The performance of the Welsh economy was the focal point of discussions of a group of representatives of Welsh businesses today [4 Dec 2012], as the Secretary of State for Wales, David Jones hosted the eighth Business Advisory Group meeting in London.
Chairing his first meeting since taking his seat in the Cabinet, Mr Jones welcomed members of the group to Gwydyr House where they engaged in a round table discussion on the current business environment, and their response to the current economic challenges. The group was also given a presentation on the findings of Part 1 of the Commission on Devolution in Wales’ (Silk Commission) report on Welsh fiscal devolution by Professor Nick Bourne.
Mr Jones said:
Getting the economy back on track is this government’s number one priority, and I was delighted to have the opportunity to meet with representatives of Welsh businesses to hear first hand about trading conditions in Wales.

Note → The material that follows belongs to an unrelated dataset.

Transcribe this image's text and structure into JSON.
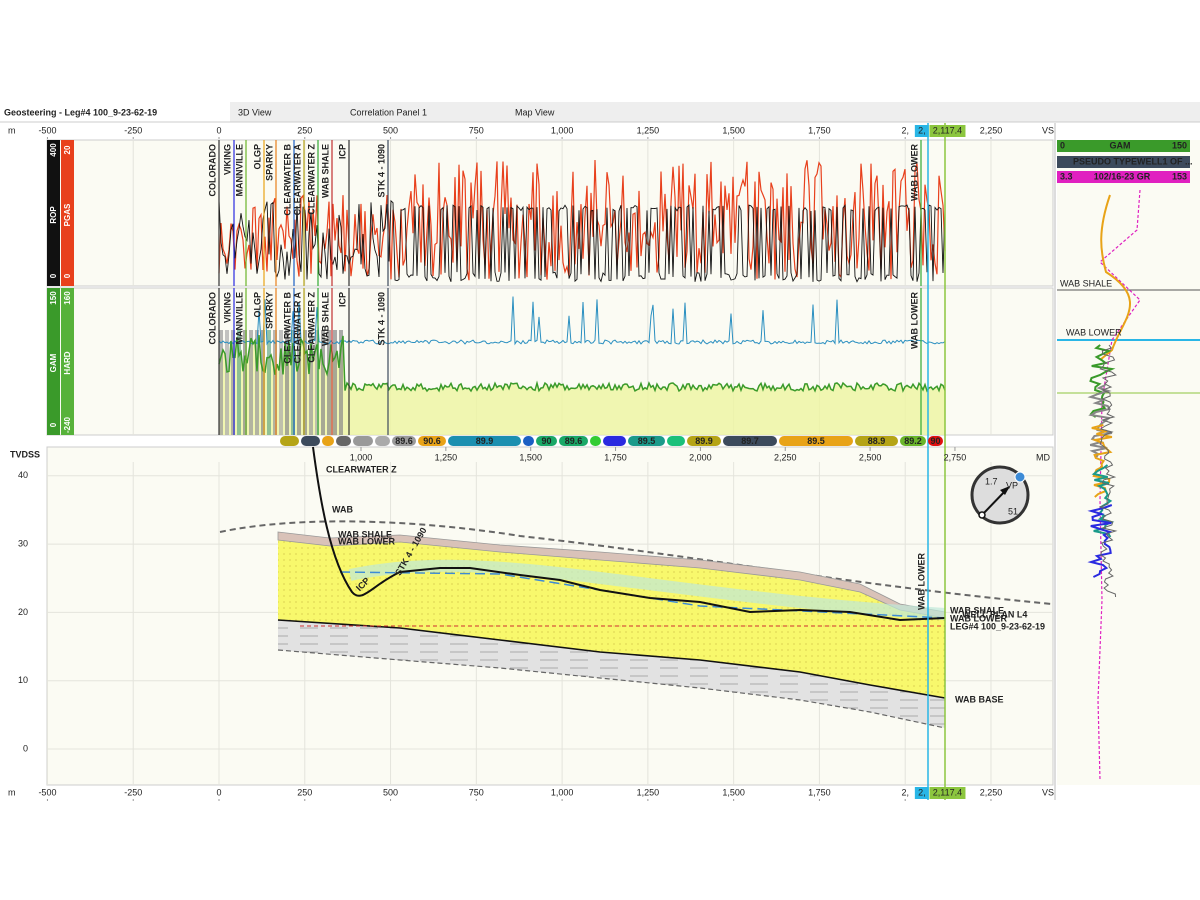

The challenging economic conditions we are facing have not made things easy. Indeed, the business environment in Wales has suffered two large losses in the last month with the news of job losses at Tata Steel and Paramount Foods in North Wales.
But even in these difficult times, there are encouraging signs.The recent positive GDP figures, coupled with rising employment and falling unemployment, is a sign that the British economy is on the right track. There are significant grounds to believe that Wales’s prospects will improve significantly over the next 12 months.
The recent decisions we have taken on infrastructure investments - such as the further programme of electrification we announced in July - are helping to show that Wales is open for business and a great place to invest. Hitachi’s £10 billion investment in new nuclear at Wylfa B on Anglesey is one of the most significant investments in North Wales for generations, and we are committed to building a strong business case for further electrification of the railway line from Holyhead to Crewe.
The UK Guarantees Scheme is further proof of how important infrastructure development is to this government’s growth agenda. Under the Scheme launched by the Chancellor George Osborne in July this year, up to £40 billion of funding will be underwritten for infrastructure projects that have been put on hold following difficulties in raising money from private investors.
Today, I updated members on the importance of Welsh companies seizing the opportunity to strengthen our economic assets in Wales, and dramatically accelerate major infrastructure investment.”
Following the roundtable discussion, Professor Nick Bourne updated the group on the Silk Commission’s report Empowerment and Responsibility: Financial Powers to Strengthen Wales, which was published last month. The report makes recommendations to devolve certain tax and borrowing powers to the National Assembly for Wales and the Welsh government.
During 2013, the Commission on Devolution will turn its attention to the second part of its remit, looking at the powers of the Assembly and recommending modifications to the present constitutional arrangements that would enable the Welsh devolution settlement to work more effectively. It will report on Part II by spring 2014.
Mr Jones continued:
I am grateful to Professor Bourne for taking the time to update the group on the Silk Commission’s findings in Part 1 of its work. The UK government will now consider the recommendations made and will respond formally in due course.
As they look ahead to Part II, I would urge businesses in Wales take the opportunity to engage with the commission and provide their own views on the case for any modifications to the Welsh devolution settlement.